繹史朔閏(朔閏)

  • 履歴: 魯における暦法・朔(ついたち)の告朔・閏月の扱いに関する春秋経伝の記事を集めた項目。

事なき年月も暦の上では記録する

  • (公羊傳・糓梁傳より)隠公六年秋七月、特に事件はなかったが記録された。春秋は四季を欠かさず記すことで一年を成すものであり、事のない時でも季節の始まりは必ず記録するという原則が示される。

「夏五」の欠字

  • (糓梁傳・公羊傳より)隠公十四年の経文にある「夏五」は、続く文字が伝わらなかった疑わしい箇所であるとされる。

分至啓閉の記録

  • (左傳より)僖公五年春正月辛亥朔、日南至(冬至)にあたり、公は視朔の礼を行い観台に登って望気した。
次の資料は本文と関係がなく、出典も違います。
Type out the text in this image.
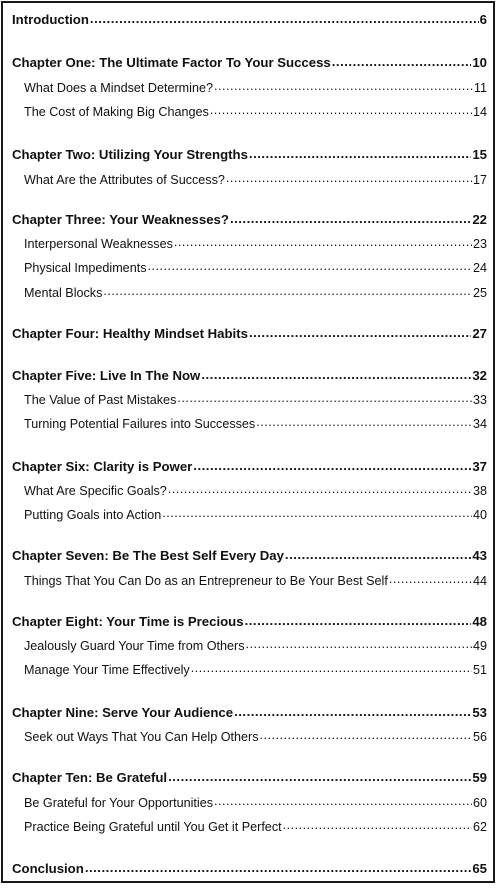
Introduction .....	6
Chapter One: The Ultimate Factor To Your Success .....	10
What Does a Mindset Determine? .....	11
The Cost of Making Big Changes .....	14
Chapter Two: Utilizing Your Strengths .....	15
What Are the Attributes of Success? .....	17
Chapter Three: Your Weaknesses? .....	22
Interpersonal Weaknesses .....	23
Physical Impediments .....	24
Mental Blocks .....	25
Chapter Four: Healthy Mindset Habits .....	27
Chapter Five: Live In The Now .....	32
The Value of Past Mistakes .....	33
Turning Potential Failures into Successes .....	34
Chapter Six: Clarity is Power .....	37
What Are Specific Goals? .....	38
Putting Goals into Action .....	40
Chapter Seven: Be The Best Self Every Day .....	43
Things That You Can Do as an Entrepreneur to Be Your Best Self .....	44
Chapter Eight: Your Time is Precious .....	48
Jealously Guard Your Time from Others .....	49
Manage Your Time Effectively .....	51
Chapter Nine: Serve Your Audience .....	53
Seek out Ways That You Can Help Others .....	56
Chapter Ten: Be Grateful .....	59
Be Grateful for Your Opportunities .....	60
Practice Being Grateful until You Get it Perfect .....	62
Conclusion .....	65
春分・秋分・夏至・冬至にはこうした天象を必ず記録するのが礼であった。

閏月の扱いと告朔の乱れ

  • (左傳・公羊傳・糓梁傳より)文公元年、閏三月を置いたのは、先王の正しい暦法(月初めを正しく定め、中気を基準とし、余りを年末に帰す)に反するとされた。文公六年には閏月に告朔を行わなかったことも非礼とされ、暦を正すことは民を治める根本であると説かれる。
  • 文公十六年夏、成公(原文では「公」)が四度視朔(月ごとの告朔の儀礼)を怠ったのは病のためとされたが、糓梁傳はこれを「公が政を厭った」証拠として批判している。